Today, the 10 largest dividend payers in the U.S. are AT&T, Exxon Mobil, Chevron, Procter & Gamble, Johnson & Johnson, Verizon Communications, Phillip Morris International, Pfizer, General Electric and Merck. They sport an average dividend yield of 4%, approximately three percentage points above the current yield on 10-year TIPS.... Their average price-earnings ratio, based on 2010 estimated earnings, is 11.7, versus 13 for the S&P 500 Index. Furthermore, their earnings this year (a year that hardly could be considered booming economically) are projected to cover their dividend by more than 2 to 1....

Those who are now crowding into bonds and bond funds are courting disaster.... If over the next year, 10-year interest rates, which are now 2.8%... rise to 4% as they did last spring, the capital loss will be more than three times the current yield. Is there any doubt that interest rates will rise over the next two decades as the baby boomers retire and the enormous government entitlement programs kick into gear?

With future government finances so precarious, private asset accumulation and dividend income must become the major sources of retirement funding. At current interest rates, government bonds will not be the answer...

A bubble--I thought--is when those holding an asset do so because they expect its price to rise more-or-less indefinitely, and such a price rise is impossible.

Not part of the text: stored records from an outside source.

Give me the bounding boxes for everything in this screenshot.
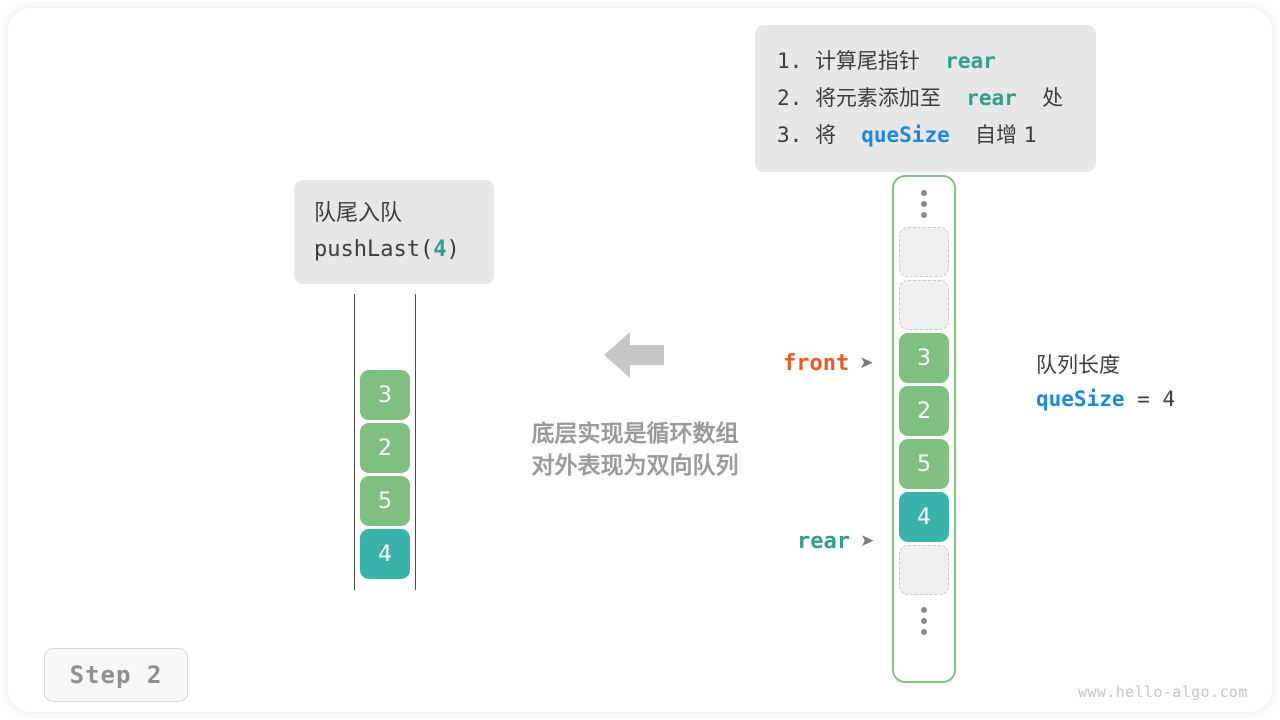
instruction-2-suffix: 处	[1042, 86, 1063, 110]
instruction-1-prefix: 1.	[777, 49, 815, 73]
instruction-3-code: queSize	[861, 123, 950, 147]
operation-call-close: )	[446, 237, 459, 262]
deque-abstract-view: 3 2 5 4	[354, 294, 416, 590]
array-cell: 5	[899, 439, 949, 489]
array-cell	[899, 545, 949, 595]
instruction-2-text: 将元素添加至	[815, 86, 941, 110]
instruction-line-1: 1. 计算尾指针 rear	[777, 43, 1074, 80]
queue-size-title: 队列长度	[1036, 348, 1175, 382]
circular-array-view: 3 2 5 4	[892, 175, 956, 683]
queue-size-info: 队列长度 queSize = 4	[1036, 348, 1175, 416]
step-badge: Step 2	[44, 648, 188, 702]
caption-line-1: 底层实现是循环数组	[510, 418, 760, 450]
deque-rail-left	[354, 294, 355, 590]
queue-size-equals: =	[1125, 387, 1163, 411]
rear-pointer-arrow-icon: ➤	[860, 533, 874, 550]
instruction-line-2: 2. 将元素添加至 rear 处	[777, 80, 1074, 117]
operation-label-box: 队尾入队 pushLast(4)	[294, 180, 494, 284]
watermark: www.hello-algo.com	[1078, 683, 1248, 701]
instruction-2-prefix: 2.	[777, 86, 815, 110]
front-pointer: front ➤	[783, 351, 873, 376]
array-cell: 3	[899, 333, 949, 383]
instruction-3-text: 将	[815, 123, 836, 147]
operation-title: 队尾入队	[314, 196, 474, 232]
vertical-dots-icon	[894, 181, 954, 227]
front-pointer-label: front	[783, 351, 849, 376]
deque-cell-stack: 3 2 5 4	[357, 370, 413, 582]
queue-size-value-row: queSize = 4	[1036, 382, 1175, 416]
instruction-3-suffix: 自增 1	[975, 123, 1037, 147]
instruction-1-code: rear	[945, 49, 996, 73]
instruction-box: 1. 计算尾指针 rear 2. 将元素添加至 rear 处 3. 将 queS…	[755, 25, 1096, 172]
page-card: 1. 计算尾指针 rear 2. 将元素添加至 rear 处 3. 将 queS…	[8, 8, 1272, 712]
instruction-line-3: 3. 将 queSize 自增 1	[777, 117, 1074, 154]
array-cell: 4	[899, 492, 949, 542]
queue-size-var: queSize	[1036, 387, 1125, 411]
caption-line-2: 对外表现为双向队列	[510, 450, 760, 482]
queue-size-number: 4	[1162, 387, 1175, 411]
rear-pointer: rear ➤	[797, 529, 874, 554]
instruction-1-text: 计算尾指针	[815, 49, 920, 73]
array-cell	[899, 280, 949, 330]
operation-call: pushLast(4)	[314, 232, 474, 268]
front-pointer-arrow-icon: ➤	[859, 355, 873, 372]
instruction-2-code: rear	[966, 86, 1017, 110]
deque-cell: 2	[360, 423, 410, 473]
instruction-3-prefix: 3.	[777, 123, 815, 147]
operation-call-arg: 4	[433, 237, 446, 262]
left-arrow-icon	[604, 330, 664, 380]
array-cell: 2	[899, 386, 949, 436]
deque-rail-right	[415, 294, 416, 590]
operation-call-name: pushLast(	[314, 237, 433, 262]
center-caption: 底层实现是循环数组 对外表现为双向队列	[510, 418, 760, 482]
deque-cell: 3	[360, 370, 410, 420]
rear-pointer-label: rear	[797, 529, 850, 554]
array-cell	[899, 227, 949, 277]
deque-cell: 5	[360, 476, 410, 526]
vertical-dots-icon	[894, 598, 954, 644]
deque-cell: 4	[360, 529, 410, 579]
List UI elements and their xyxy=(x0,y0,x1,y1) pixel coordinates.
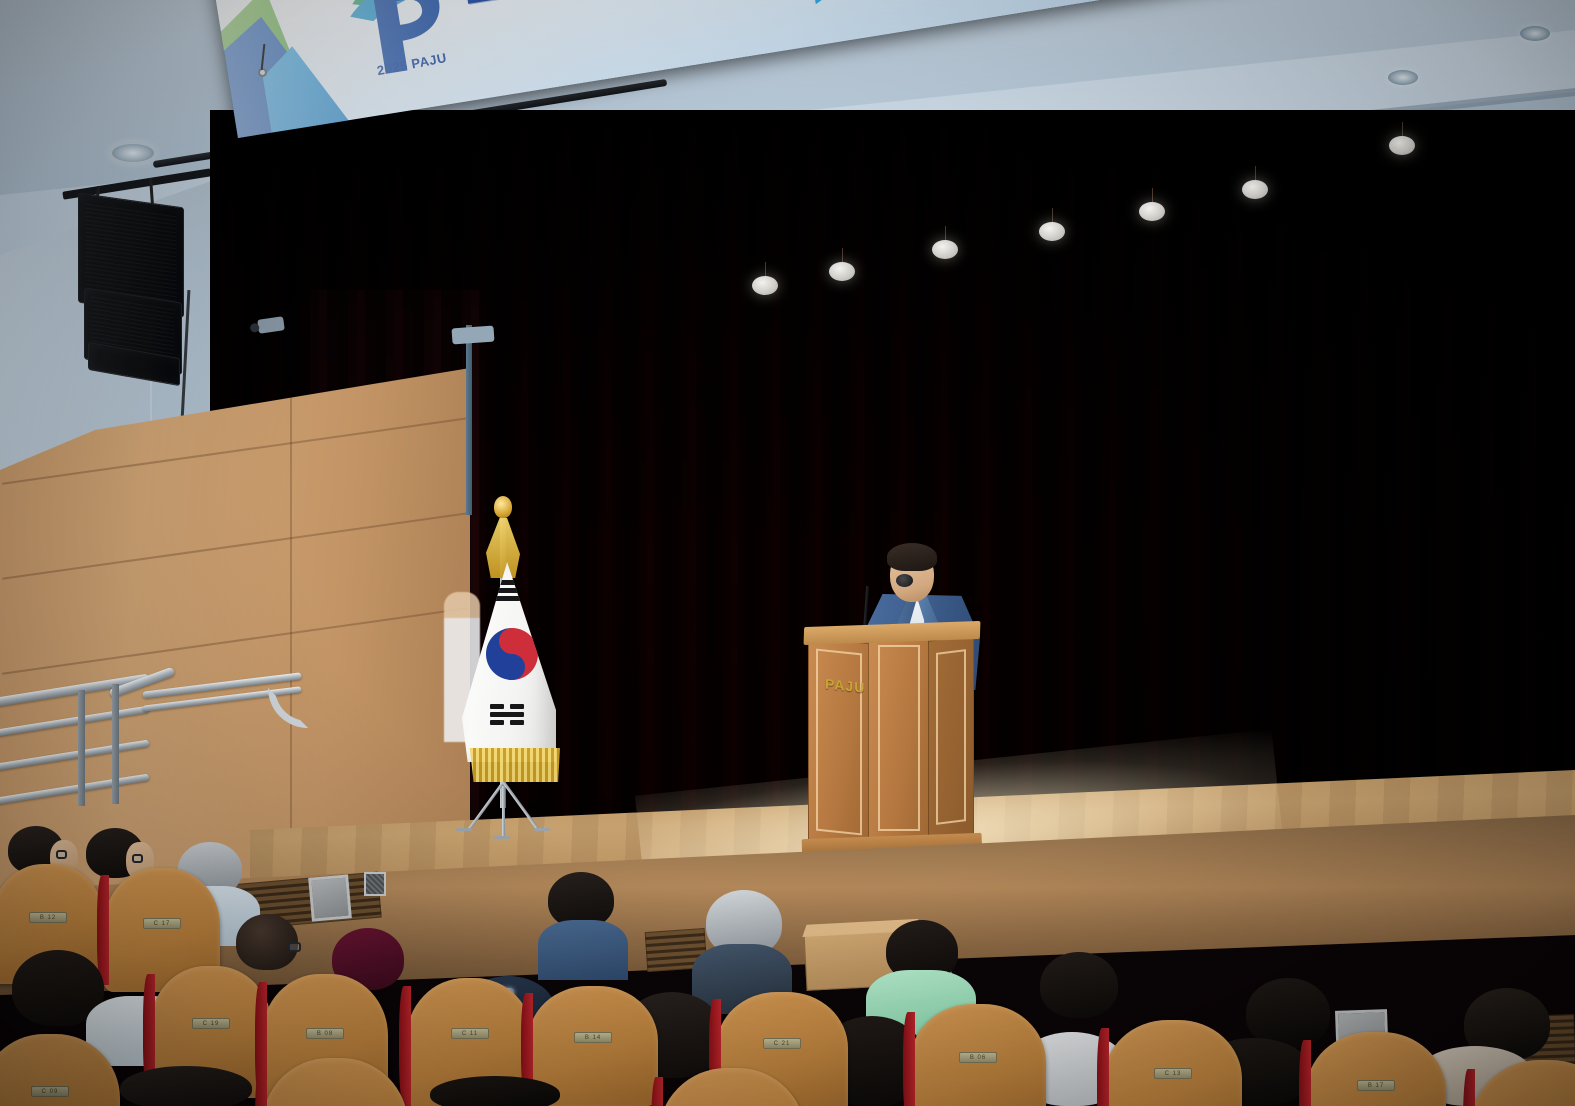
seat-number-plate: C 11 xyxy=(451,1028,489,1039)
downlight-rim xyxy=(110,142,156,164)
podium-inlay xyxy=(936,649,966,825)
audience-head xyxy=(120,1066,252,1106)
stage-lamp-icon xyxy=(829,262,855,281)
trigram-bar xyxy=(510,704,524,709)
seat-number-plate: C 21 xyxy=(763,1038,801,1049)
theater-seat[interactable]: B 17 xyxy=(1306,1032,1446,1106)
wall-seam xyxy=(2,607,468,674)
seat-number-plate: C 09 xyxy=(31,1086,69,1097)
audience-section: B 12 C 17 C 19 B 08 xyxy=(0,820,1575,1106)
seat-trim xyxy=(97,875,109,984)
seat-trim xyxy=(1299,1040,1311,1106)
microphone-head-icon xyxy=(896,574,913,587)
seat-trim xyxy=(1097,1028,1109,1106)
eyeglasses-icon xyxy=(288,942,301,952)
eyeglasses-icon xyxy=(132,854,143,863)
podium-inlay xyxy=(878,645,920,831)
seat-number-plate: B 14 xyxy=(574,1032,612,1043)
handrail-post xyxy=(112,684,119,804)
downlight-icon xyxy=(1520,26,1550,41)
theater-seat[interactable]: B 06 xyxy=(910,1004,1046,1106)
triangle-marker-left: ▶ xyxy=(812,0,833,6)
wall-seam xyxy=(2,512,468,579)
seat-number-plate: C 17 xyxy=(143,918,181,929)
seat-number-plate: B 06 xyxy=(959,1052,997,1063)
taeguk-symbol xyxy=(486,628,538,680)
theater-seat[interactable]: C 13 xyxy=(1104,1020,1242,1106)
flag-fringe xyxy=(464,748,560,782)
trigram-geon xyxy=(488,580,522,600)
seat-number-plate: C 13 xyxy=(1154,1068,1192,1079)
seat-trim xyxy=(255,1067,267,1106)
korean-flag-assembly xyxy=(438,500,568,840)
podium-right-face xyxy=(928,635,974,845)
trigram-bar xyxy=(488,596,522,601)
eyeglasses-icon xyxy=(56,850,67,859)
handrail-post xyxy=(78,690,85,806)
trigram-bar xyxy=(488,580,522,585)
trigram-bar xyxy=(488,588,522,593)
stage-lamp-icon xyxy=(1389,136,1415,155)
stage-lamp-icon xyxy=(932,240,958,259)
wall-seam xyxy=(290,370,292,840)
seat-trim xyxy=(651,1077,663,1106)
banner-datetime-row: ▶ 2025. 8. 28.(목) 15:00 xyxy=(811,0,1080,9)
stage-lamp-icon xyxy=(1039,222,1065,241)
trigram-bar xyxy=(490,712,524,717)
flag-finial xyxy=(494,496,512,518)
seat-number-plate: B 08 xyxy=(306,1028,344,1039)
flag-tassel xyxy=(486,518,520,578)
taeguk-lower-lobe xyxy=(499,654,525,680)
trigram-bar xyxy=(510,720,524,725)
podium-center-face xyxy=(868,632,930,850)
seat-number-plate: B 17 xyxy=(1357,1080,1395,1091)
downlight-icon xyxy=(1388,70,1418,85)
trigram-bar xyxy=(490,704,504,709)
paju-p-emblem-icon: 2025 PAJU xyxy=(330,0,469,85)
stage-lamp-icon xyxy=(752,276,778,295)
seat-trim xyxy=(903,1012,915,1106)
event-photo-scene: PAJU xyxy=(0,0,1575,1106)
banner-datetime: 2025. 8. 28.(목) 15:00 xyxy=(836,0,1080,3)
camera-pole xyxy=(466,325,472,515)
surveillance-camera-icon xyxy=(451,326,494,345)
taeguk-upper-lobe xyxy=(499,628,525,654)
audience-shoulders xyxy=(538,920,628,980)
stage-lamp-icon xyxy=(1242,180,1268,199)
seat-trim xyxy=(399,986,411,1106)
audience-head xyxy=(1040,952,1118,1018)
seat-number-plate: C 19 xyxy=(192,1018,230,1029)
seat-trim xyxy=(1463,1069,1475,1106)
speaker-hair xyxy=(887,543,937,571)
trigram-bar xyxy=(490,720,504,725)
stage-lamp-icon xyxy=(1139,202,1165,221)
seat-number-plate: B 12 xyxy=(29,912,67,923)
audience-head xyxy=(430,1076,560,1106)
trigram-gam xyxy=(490,704,524,724)
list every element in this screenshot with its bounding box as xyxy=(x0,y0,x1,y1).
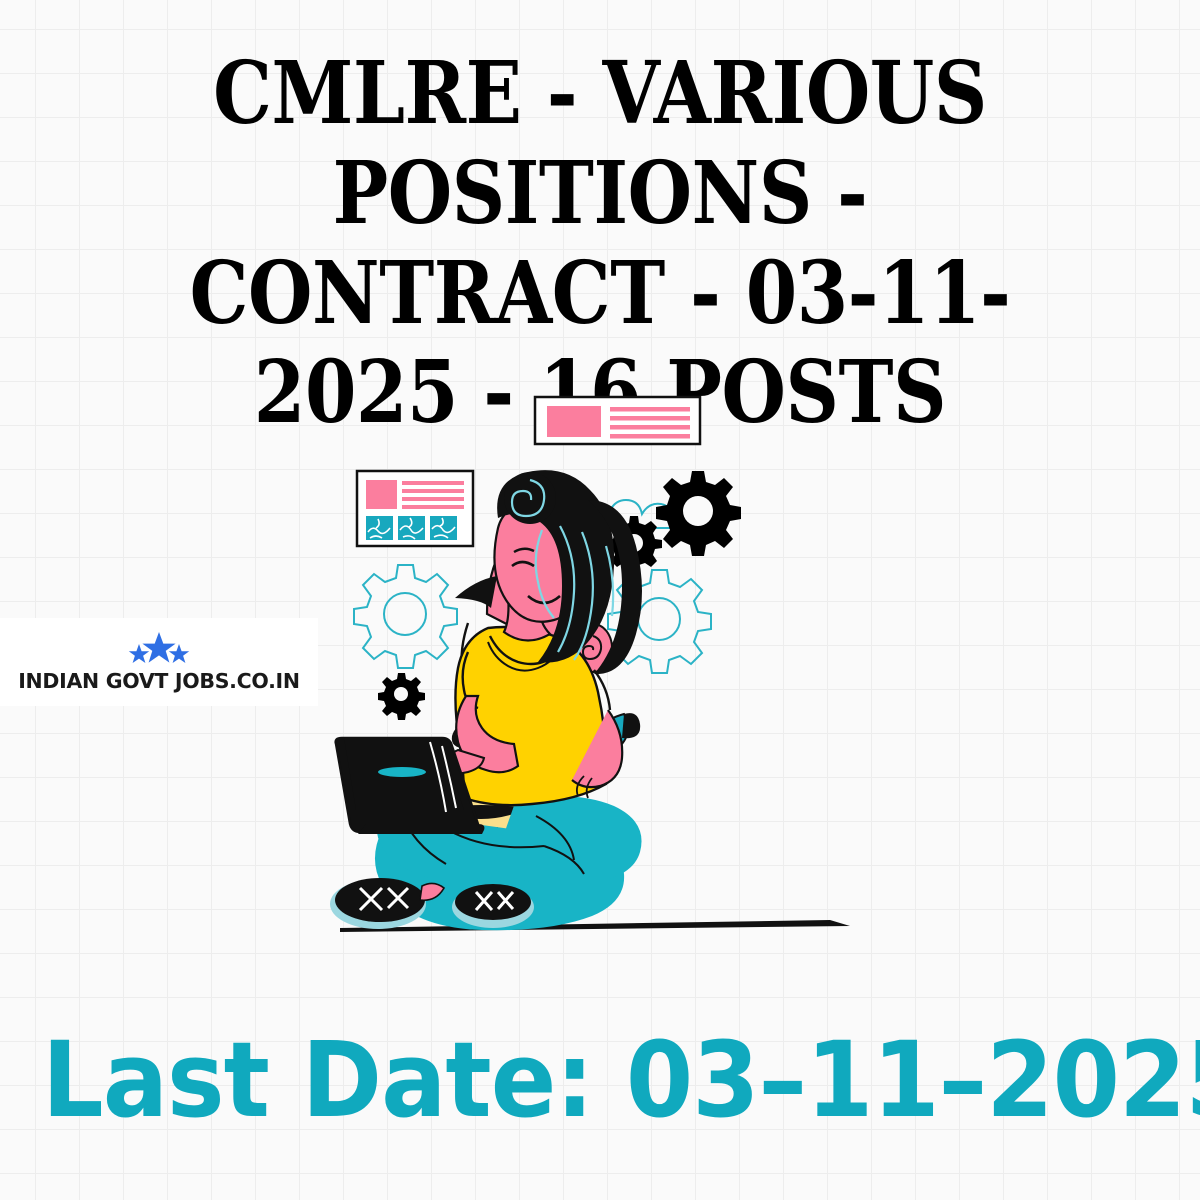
job-poster: CMLRE - VARIOUS POSITIONS - CONTRACT - 0… xyxy=(0,0,1200,1200)
logo-text: INDIAN GOVT JOBS.CO.IN xyxy=(18,669,300,693)
hero-illustration xyxy=(330,380,890,980)
gear-black-large-icon xyxy=(656,471,741,556)
document-card-left-icon xyxy=(357,471,473,546)
last-date-text: Last Date: 03–11–2025 xyxy=(42,1028,1158,1132)
illustration-svg xyxy=(330,380,890,980)
site-logo: INDIAN GOVT JOBS.CO.IN xyxy=(0,618,318,706)
gear-outline-left-icon xyxy=(354,565,457,668)
three-stars-icon xyxy=(109,632,209,666)
document-card-top-icon xyxy=(535,397,700,444)
last-date-banner: Last Date: 03–11–2025 xyxy=(0,1028,1200,1132)
floor-line xyxy=(340,920,850,932)
gear-black-tiny-icon xyxy=(378,673,425,720)
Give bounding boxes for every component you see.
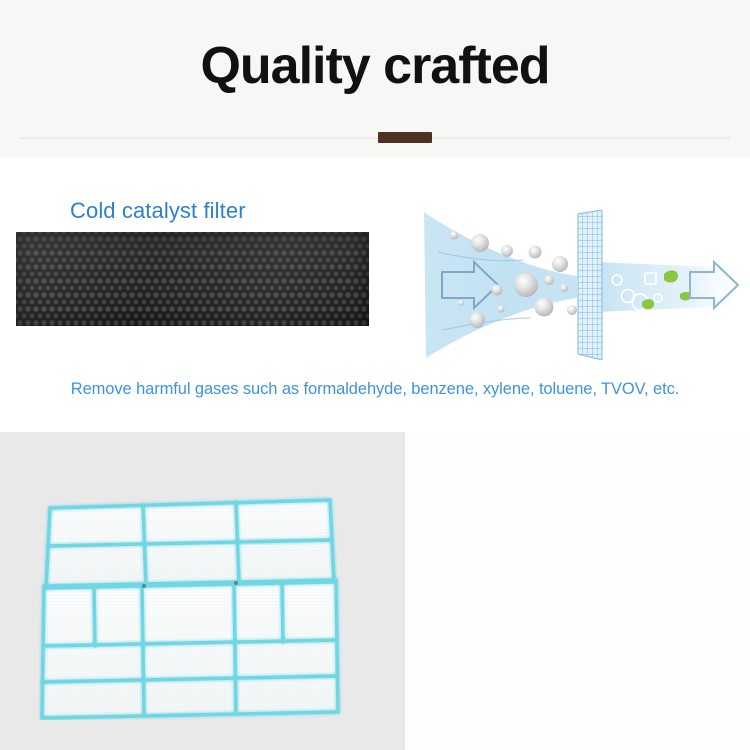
white-high-density-filter-image (38, 490, 368, 720)
header-divider-rule (20, 137, 730, 139)
product-feature-page: Quality crafted Cold catalyst filter (0, 0, 750, 750)
cold-catalyst-section: Cold catalyst filter (0, 158, 750, 432)
filter-description-panel: White high-density filter for excellence… (405, 432, 750, 750)
airflow-filtration-diagram (402, 210, 747, 360)
cold-catalyst-heading: Cold catalyst filter (70, 198, 246, 224)
page-title: Quality crafted (0, 36, 750, 96)
black-honeycomb-filter-swatch (16, 232, 369, 326)
filter-photo-panel (0, 432, 405, 750)
harmful-gases-caption: Remove harmful gases such as formaldehyd… (0, 380, 750, 399)
honeycomb-sheen-overlay (16, 232, 369, 326)
header-accent-bar (378, 132, 432, 143)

Such a bubble is very prone to rapid collapse when people realize that their expectations are very wrong.

Do holders of U.S. Treasury bonds expect the prices of the assets they own to rise more-or-less indefinitely? No, they do not. They expect their holdings of Treasury bonds to be and to continue to be safe places to park their money, and they expect other asset classes to be risky.

Over time, I think, the fear of other asset collapses will ebb--but this is highly likely to produce a gradual rise in the prices of other asset classes and a gradual fall in Treasury prices, but a gradual fall does not make Treasury bonds unsafe.

Those who hold Treasuries to maturity will get the returns they expect: for holders-to-maturity, Treasury bonds are indeed very safe absent a very unlikely upward leap in inflation.

So I cannot see any possibility of a bubble collapse at the short end of the Treasury market--less than ten years, seven.

But how about the spectrum from seven years on out to thirty? Could there be a sudden large downward movement in Treasury bond prices that would convince holders of Treasuries that they are not safe at all and induce a wave of panicked selling that would look like the collapse of a bubble?

In asset prices, never say never: the only thing you can ever say with absolute certainty is J.P. Morgan's: "they will fluctuate."

But I don't think so. People today buy an on-the-run ten-year Treasury at a yield of 2.64%--the bond with a 2.65% coupon maturing on August 15, 2020 at a price of 100.07. Its price drops tomorrow to 88.96. Do they conclude that their long Treasury position is too risky to hold? Or do they conclude that the Treasury correction has come and gone, and that Treasuries are actually safer than ever?

To argue that there is a Treasury bond bubble going on, you have to believe that such a fall in Treasury bond prices would induce further selling. And I cannot see that--not with the current state of macroeconomic news.